Reports that Democrats in the state legislature are looking to redirect funds for high-speed rail from the Central Valley to Los Angeles and the Bay Area should be welcome by anyone who believes in rational transportation spending. But any revised rail plan should be carefully vetted and, ideally, put back in front of the electorate.
“Assembly Democrats see greater public value in improving passenger rail from Burbank to Anaheim, relieving congestion on the busy Interstate 5 corridor before the 2028 Summer Olympics in Los Angeles and putting additional money into San Francisco commuter rail,” the Los Angeles Times recently reported.
Democrats want to finish the 119-mile rail segment under construction in the Central Valley but would indefinitely defer extensions to Merced and Bakersfield. They would also put on hold electrification of the initial operating segment, meaning that the line would be served by diesel trains going around 135 miles per hour rather than the 220 mph originally promised. In this scenario, the remaining bond money would be shifted to rail projects in Southern California and the Bay Area.
“I can’t stand by and watch billions of dollars being spent in the hopes of future ridership in the Central Valley, while there is thirst for faster and better train service in Orange and Los Angeles counties,” Assemblyman Tom Daly, D-Anaheim, said.
While it would be wiser to spend transportation funding on adding highway capacity and bus rapid transit, we recognize that these options are non-starters for the high-speed rail bond money and current legislature: That money is destined for rail, but lawmakers should have voters weigh in on the next steps and spending of the bond money.

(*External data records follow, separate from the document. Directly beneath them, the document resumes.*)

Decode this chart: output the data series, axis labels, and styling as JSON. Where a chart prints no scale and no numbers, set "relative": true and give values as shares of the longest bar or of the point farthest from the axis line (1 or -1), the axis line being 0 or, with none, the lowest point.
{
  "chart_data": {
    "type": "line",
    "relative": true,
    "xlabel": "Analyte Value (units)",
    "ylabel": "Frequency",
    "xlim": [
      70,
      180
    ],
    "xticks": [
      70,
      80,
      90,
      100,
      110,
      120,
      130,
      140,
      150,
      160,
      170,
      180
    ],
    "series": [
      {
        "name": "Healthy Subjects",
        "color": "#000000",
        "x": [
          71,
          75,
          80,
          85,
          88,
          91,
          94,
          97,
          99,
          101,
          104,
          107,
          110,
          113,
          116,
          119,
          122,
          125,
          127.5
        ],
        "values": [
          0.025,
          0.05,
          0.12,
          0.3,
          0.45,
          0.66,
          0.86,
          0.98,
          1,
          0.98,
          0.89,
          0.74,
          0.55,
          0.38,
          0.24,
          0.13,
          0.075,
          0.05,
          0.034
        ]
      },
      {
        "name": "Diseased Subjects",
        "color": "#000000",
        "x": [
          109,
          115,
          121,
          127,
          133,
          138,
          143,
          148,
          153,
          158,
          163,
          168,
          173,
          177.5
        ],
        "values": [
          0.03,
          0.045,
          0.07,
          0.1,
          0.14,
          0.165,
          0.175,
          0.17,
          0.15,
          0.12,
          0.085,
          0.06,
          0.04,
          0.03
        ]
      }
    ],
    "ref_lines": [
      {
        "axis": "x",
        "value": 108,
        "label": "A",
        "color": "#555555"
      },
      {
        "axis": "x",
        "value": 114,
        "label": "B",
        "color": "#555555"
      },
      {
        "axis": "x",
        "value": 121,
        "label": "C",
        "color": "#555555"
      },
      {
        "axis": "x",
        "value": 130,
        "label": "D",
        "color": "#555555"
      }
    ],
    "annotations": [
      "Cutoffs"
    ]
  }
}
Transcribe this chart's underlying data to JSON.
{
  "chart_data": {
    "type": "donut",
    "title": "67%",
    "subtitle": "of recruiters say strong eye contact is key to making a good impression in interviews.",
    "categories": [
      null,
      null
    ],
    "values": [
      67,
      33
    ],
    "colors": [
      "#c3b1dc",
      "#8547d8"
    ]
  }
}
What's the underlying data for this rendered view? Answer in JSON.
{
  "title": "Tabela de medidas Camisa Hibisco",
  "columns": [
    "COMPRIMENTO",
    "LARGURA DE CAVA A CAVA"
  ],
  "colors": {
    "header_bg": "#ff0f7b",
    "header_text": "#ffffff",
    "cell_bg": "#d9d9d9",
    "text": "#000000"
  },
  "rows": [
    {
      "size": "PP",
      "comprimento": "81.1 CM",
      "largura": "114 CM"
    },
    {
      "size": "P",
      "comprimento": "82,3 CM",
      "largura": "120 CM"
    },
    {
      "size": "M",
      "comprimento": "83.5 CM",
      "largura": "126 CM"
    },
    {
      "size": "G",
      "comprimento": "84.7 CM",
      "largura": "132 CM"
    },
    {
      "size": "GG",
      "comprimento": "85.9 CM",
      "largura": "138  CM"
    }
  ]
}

In 2008, voters approved a $9.95 billion bond measure for an electrified high-speed rail system guaranteed to go from San Francisco to Los Angeles in two hours and 40 minutes or less. Since then a series of costly blunders have prompted multiple governors, the state legislature and the California High-Speed Rail Authority (CHSRA) to make major changes to the voter-approved proposition. While some modifications to the plan were understandable reactions to its rising costs and the lack of private investment, the combined effect has been to vastly underdeliver on what was sold to voters.
As of July, $5.96 billion of the original bond remained unissued. There is no credible plan for funding and building the complete high-speed system, so it is hard to argue that today’s bond proceeds would be funding the project that voters ratified in 2008. While this latest idea from Democrats is correct —it would be more cost-effective to improve commuter rail service along highly-populated, congested travel corridors than to continue with high-speed rail in the Central Valley—it’s not what taxpayers approved in 2008. And if bonds are issued without a solid legal foundation, they run the risk of being invalidated.
Several municipal bonds issued in California during the 19th century were struck down by courts, leaving bondholders unable to collect interest and principal. More recently, pension obligation bonds in Puerto Rico were invalidated on the grounds that their issuance violated the commonwealth’s constitution. And recently in Illinois, John Tillman, CEO of the Illinois Policy Institute, a conservative think tank, sued the state because he claims the issuance of $14 billion worth of bonds violated the state constitution.
It’s reasonable to wonder if the risk of invalidation is worthy of public concern. After all, if a bond is struck down, investors take the biggest hit as the government gets to keep the principal and stop paying interest. But municipal and state bonds have long been considered safe investments by investors and are a critical source of funding for California and its local governments. Invalidation of a prominent California bond could disrupt the entire municipal bond market. Investors would worry whether other bonds could be canceled and think twice before making future bond investments.
Rather than tempt fate, lawmakers could best serve Californians by fully reformulating the state’s rail plan, having it reviewed by independent analysts and then putting any bond funding for state rail projects on the ballot for voter approval.